I’m paranoid for no reason. He’s not like me. He’s the good-hearted guy who’s probably never seen an episode of Billions. Surely he doesn’t eat game theory and dominant strategy for breakfast, lunch, and dinner the way I do. I know Banner. She has to fight for the people she cares about. She has to save, rescue. I’ve seen it with her clients, with her friends. And with Zo being her best friend, as she has reminded me maybe a million times, if he’s really sick, I don’t even want to think about what she would do for him.

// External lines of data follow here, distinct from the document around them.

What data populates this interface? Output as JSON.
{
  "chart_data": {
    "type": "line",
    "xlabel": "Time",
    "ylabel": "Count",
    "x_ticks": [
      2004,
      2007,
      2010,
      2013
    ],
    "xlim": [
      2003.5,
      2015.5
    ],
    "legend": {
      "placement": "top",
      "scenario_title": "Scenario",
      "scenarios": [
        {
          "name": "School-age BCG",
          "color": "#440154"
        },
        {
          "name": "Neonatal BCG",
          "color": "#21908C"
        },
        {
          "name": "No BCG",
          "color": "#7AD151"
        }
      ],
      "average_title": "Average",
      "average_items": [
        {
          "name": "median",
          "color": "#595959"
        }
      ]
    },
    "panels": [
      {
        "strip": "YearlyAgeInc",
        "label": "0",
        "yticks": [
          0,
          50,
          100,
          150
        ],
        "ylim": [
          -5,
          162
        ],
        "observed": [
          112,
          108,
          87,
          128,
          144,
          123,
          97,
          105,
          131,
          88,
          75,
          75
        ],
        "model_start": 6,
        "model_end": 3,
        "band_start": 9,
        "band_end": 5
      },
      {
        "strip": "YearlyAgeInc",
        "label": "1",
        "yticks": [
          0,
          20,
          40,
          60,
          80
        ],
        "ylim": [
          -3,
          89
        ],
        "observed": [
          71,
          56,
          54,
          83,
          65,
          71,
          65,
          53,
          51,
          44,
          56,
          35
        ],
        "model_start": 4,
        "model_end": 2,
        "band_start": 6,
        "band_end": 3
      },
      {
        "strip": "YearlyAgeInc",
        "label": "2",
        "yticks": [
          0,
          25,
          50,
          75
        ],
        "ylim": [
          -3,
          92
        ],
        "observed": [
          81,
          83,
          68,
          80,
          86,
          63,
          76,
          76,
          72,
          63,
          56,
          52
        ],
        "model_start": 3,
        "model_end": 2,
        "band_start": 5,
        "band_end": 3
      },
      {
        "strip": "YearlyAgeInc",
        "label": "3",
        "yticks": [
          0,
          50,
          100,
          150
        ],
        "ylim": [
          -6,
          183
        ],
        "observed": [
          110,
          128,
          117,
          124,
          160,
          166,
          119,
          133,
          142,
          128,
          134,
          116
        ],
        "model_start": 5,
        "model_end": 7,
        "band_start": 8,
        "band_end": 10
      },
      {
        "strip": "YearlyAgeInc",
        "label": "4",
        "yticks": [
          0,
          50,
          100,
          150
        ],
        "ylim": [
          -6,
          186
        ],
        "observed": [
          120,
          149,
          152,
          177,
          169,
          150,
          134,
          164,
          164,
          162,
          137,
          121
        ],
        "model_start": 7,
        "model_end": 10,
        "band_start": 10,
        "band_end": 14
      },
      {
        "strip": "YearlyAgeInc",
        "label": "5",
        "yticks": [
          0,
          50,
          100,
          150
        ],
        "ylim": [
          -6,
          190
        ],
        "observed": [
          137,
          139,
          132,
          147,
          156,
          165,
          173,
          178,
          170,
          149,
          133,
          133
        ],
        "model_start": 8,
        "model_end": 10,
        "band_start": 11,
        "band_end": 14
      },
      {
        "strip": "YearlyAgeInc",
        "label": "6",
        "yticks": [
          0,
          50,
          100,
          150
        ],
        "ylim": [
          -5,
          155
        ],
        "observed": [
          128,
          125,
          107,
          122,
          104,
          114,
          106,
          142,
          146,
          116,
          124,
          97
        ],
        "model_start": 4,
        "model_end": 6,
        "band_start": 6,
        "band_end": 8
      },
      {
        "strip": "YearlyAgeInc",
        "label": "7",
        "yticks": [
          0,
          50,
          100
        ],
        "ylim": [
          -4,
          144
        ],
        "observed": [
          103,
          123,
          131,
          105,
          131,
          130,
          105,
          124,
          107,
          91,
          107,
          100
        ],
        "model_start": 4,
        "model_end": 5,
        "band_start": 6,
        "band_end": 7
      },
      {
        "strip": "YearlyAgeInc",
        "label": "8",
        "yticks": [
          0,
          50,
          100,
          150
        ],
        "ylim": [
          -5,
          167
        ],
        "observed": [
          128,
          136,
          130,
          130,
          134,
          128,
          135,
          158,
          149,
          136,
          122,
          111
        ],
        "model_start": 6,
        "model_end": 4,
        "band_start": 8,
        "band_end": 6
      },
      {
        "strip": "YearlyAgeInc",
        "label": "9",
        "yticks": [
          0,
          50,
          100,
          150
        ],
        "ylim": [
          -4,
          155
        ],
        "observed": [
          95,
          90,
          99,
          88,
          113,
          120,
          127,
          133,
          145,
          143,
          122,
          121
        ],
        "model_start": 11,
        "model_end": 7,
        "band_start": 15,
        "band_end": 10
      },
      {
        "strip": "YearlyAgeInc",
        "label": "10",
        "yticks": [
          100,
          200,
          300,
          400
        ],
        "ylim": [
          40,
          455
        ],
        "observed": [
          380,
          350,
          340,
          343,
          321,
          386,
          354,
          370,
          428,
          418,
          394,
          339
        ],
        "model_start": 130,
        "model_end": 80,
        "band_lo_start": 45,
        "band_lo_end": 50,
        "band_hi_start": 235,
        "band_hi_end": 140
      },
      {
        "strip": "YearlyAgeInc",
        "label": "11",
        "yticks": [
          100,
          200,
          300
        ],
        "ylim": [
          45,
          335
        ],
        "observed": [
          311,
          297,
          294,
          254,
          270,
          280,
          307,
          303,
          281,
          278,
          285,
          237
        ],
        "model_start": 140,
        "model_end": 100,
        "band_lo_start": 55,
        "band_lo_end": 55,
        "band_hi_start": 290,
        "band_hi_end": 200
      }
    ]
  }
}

The man’s in the hospital. According to my last, albeit brief, call with Banner, he was supposed to get results yesterday. I’m emotionally evolved enough to know what a normal human would feel under these circumstances. I should feel sympathy. I should feel concerned. Instead, jackass that I am, I find myself wondering how he’ll leverage this to get her back, because that’s what I would do.

My only hope is that he’s a better man than I am.

“And Bill,” I say, searching the faces gathered around our conference room table until I find the junior agent. “That three-on-three tournament in Australia is the perfect chance to—”

My phone illuminates on the table, and Banner’s name flashes across the screen.

“Hey, guys, I need to get this.” Without looking up or missing a beat, I head for the door that leads to the hall. “Chyna, take over for me, will ya?”